Welcome to the blog for Colgate University's interdisciplinary course on food. This is the place to keep up with what students in the course are experiencing in their work at Common Thread Community Farm and through their everyday encounters with food.

Wednesday, January 7, 2015

Using my affinity for convenience for good...

This morning I laid in bed, eating a clementine - the small, easily peeled, seedless and orange-like fruit that comes in crates of a couple of dozen. I didn't feel too well so I was happy to get some Vitamin C in my system, hoping to ward off any illness.  But my easy morning serving of fruit was interrupted by an unwanted seed that I bit down on hard about half way through my clementine. I was mad at that seed.

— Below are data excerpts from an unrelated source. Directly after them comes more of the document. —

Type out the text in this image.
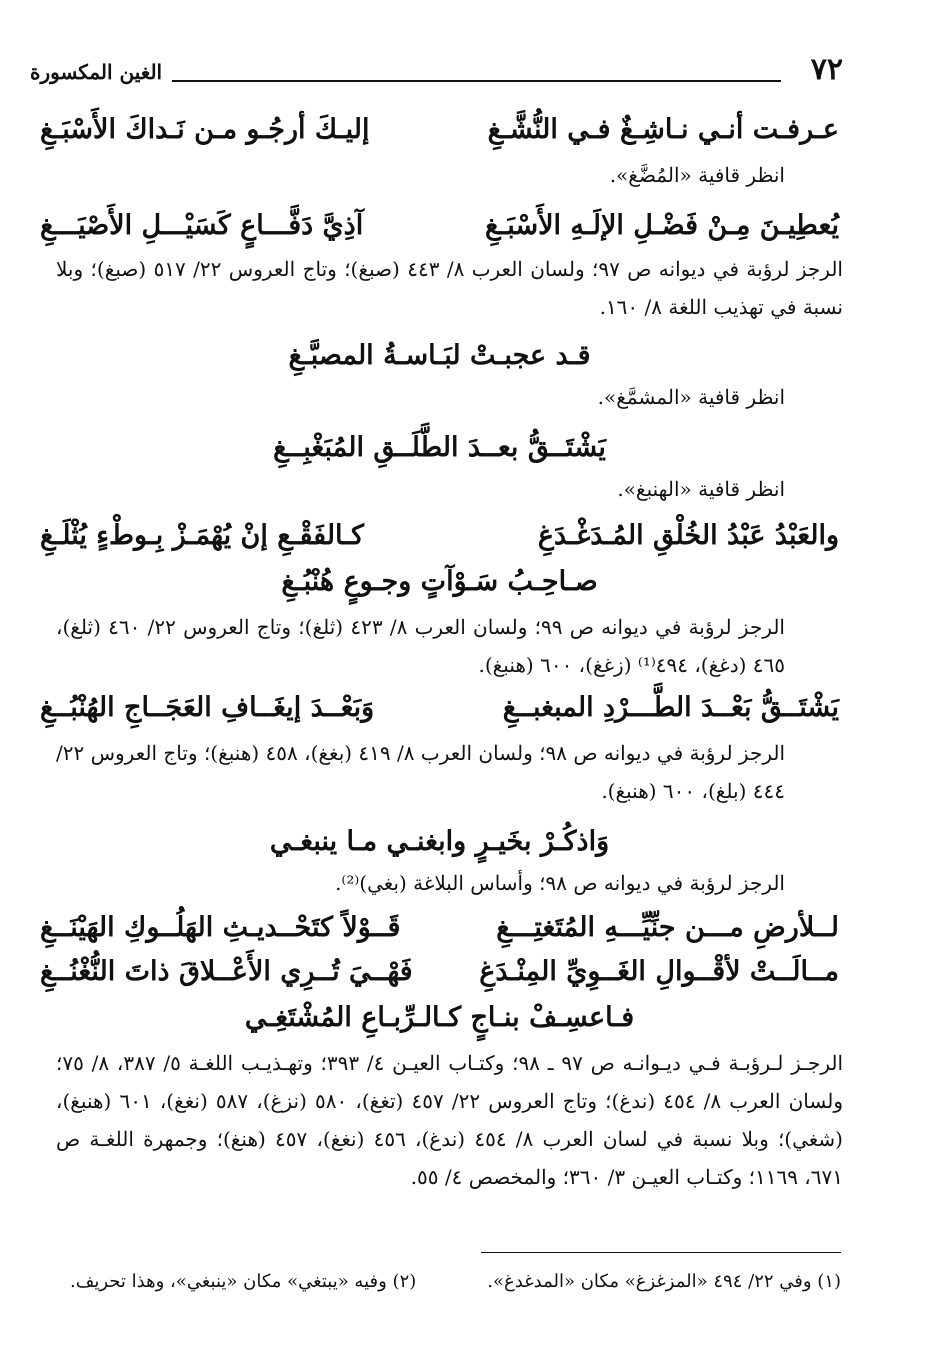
٧٢
الغين المكسورة
عـرفـت أنـي نـاشِـغٌ فـي النُّشَّـغِ
إليـكَ أرجُـو مـن نَـداكَ الأَسْبَـغِ
انظر قافية «المُضَّغ».
يُعطِيـنَ مِـنْ فَضْـلِ الإلَـهِ الأَسْبَـغِ
آذِيَّ دَفَّـــاعٍ كَسَيْـــلِ الأَصْيَـــغِ
الرجز لرؤبة في ديوانه ص ٩٧؛ ولسان العرب ٨/ ٤٤٣ (صبغ)؛ وتاج العروس ٢٢/ ٥١٧ (صبغ)؛ وبلا نسبة في تهذيب اللغة ٨/ ١٦٠.
قـد عجبـتْ لبَـاسـةُ المصبَّـغِ
انظر قافية «المشمَّغ».
يَشْتَــقُّ بعــدَ الطَّلَــقِ المُبَغْبِــغِ
انظر قافية «الهنبغ».
والعَبْدُ عَبْدُ الخُلْقِ المُـدَغْـدَغِ
كـالفَقْـعِ إنْ يُهْمَـزْ بِـوطْءٍ يُثْلَـغِ
صـاحِـبُ سَـوْآتٍ وجـوعٍ هُنْبُـغِ
الرجز لرؤبة في ديوانه ص ٩٩؛ ولسان العرب ٨/ ٤٢٣ (ثلغ)؛ وتاج العروس ٢٢/ ٤٦٠ (ثلغ)، ٤٦٥ (دغغ)، ٤٩٤⁽¹⁾ (زغغ)، ٦٠٠ (هنبغ).
يَشْتَــقُّ بَعْــدَ الطَّـــرْدِ المبغبــغِ
وَبَعْــدَ إيغَــافِ العَجَــاجِ الهُنْبُــغِ
الرجز لرؤبة في ديوانه ص ٩٨؛ ولسان العرب ٨/ ٤١٩ (بغغ)، ٤٥٨ (هنبغ)؛ وتاج العروس ٢٢/ ٤٤٤ (بلغ)، ٦٠٠ (هنبغ).
وَاذكُـرْ بخَيـرٍ وابغنـي مـا ينبغـي
الرجز لرؤبة في ديوانه ص ٩٨؛ وأساس البلاغة (بغي)⁽²⁾.
لــلأرضِ مـــن جنِّيِّـــهِ المُتَغتِـــغِ
قَــوْلاً كتَحْــديـثِ الهَلُــوكِ الهَيْنَــغِ
مــالَــتْ لأقْــوالِ الغَــوِيِّ المِنْـدَغِ
فَهْــيَ تُــرِي الأَعْــلاقَ ذاتَ النُّغْنُــغِ
فـاعسِـفْ بنـاجٍ كـالـرِّبـاعِ المُشْتَغِـي
الرجـز لـرؤبـة فـي ديـوانـه ص ٩٧ ـ ٩٨؛ وكتـاب العيـن ٤/ ٣٩٣؛ وتهـذيـب اللغـة ٥/ ٣٨٧، ٨/ ٧٥؛ ولسان العرب ٨/ ٤٥٤ (ندغ)؛ وتاج العروس ٢٢/ ٤٥٧ (تغغ)، ٥٨٠ (نزغ)، ٥٨٧ (نغغ)، ٦٠١ (هنبغ)، (شغي)؛ وبلا نسبة في لسان العرب ٨/ ٤٥٤ (ندغ)، ٤٥٦ (نغغ)، ٤٥٧ (هنغ)؛ وجمهرة اللغـة ص ٦٧١، ١١٦٩؛ وكتـاب العيـن ٣/ ٣٦٠؛ والمخصص ٤/ ٥٥.
(١) وفي ٢٢/ ٤٩٤ «المزغزغ» مكان «المدغدغ».
(٢) وفيه «يبتغي» مكان «ينبغي»، وهذا تحريف.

But this is just an example of how spoiled we are in our current food system. That I assume that a food won't have seeds in it, despite it being the natural course of reproduction?

Granted, the clementine is not the result of biotechnological engineering, but cross-breeding over 100 years ago between the mandarin orange and the sweet orange, but my assumption goes to show how much we are conditioned to see food as for our convenience, rather than having histories of its own - even supposedly "natural" foods.

This focus on convenience is one of those things I learned throughout my childhood. As the child of two working parents, school lunches were filled with the seemingly radioactive fruit roll ups and prepackaged crackers that came with ease, not with effort. I find, in my adult life, some of this focus on ease persists no matter how hard I try to reconstruct how I think of food. I somehow still like to eat things that come from a box.

Instead of fighting my own nature, I've started to buy things that come from a box more consciously. Brands like Annie's  or other organic or good-for-you prepackaged or frozen food. I think to make these good food trends stick, we have to make some of them easy.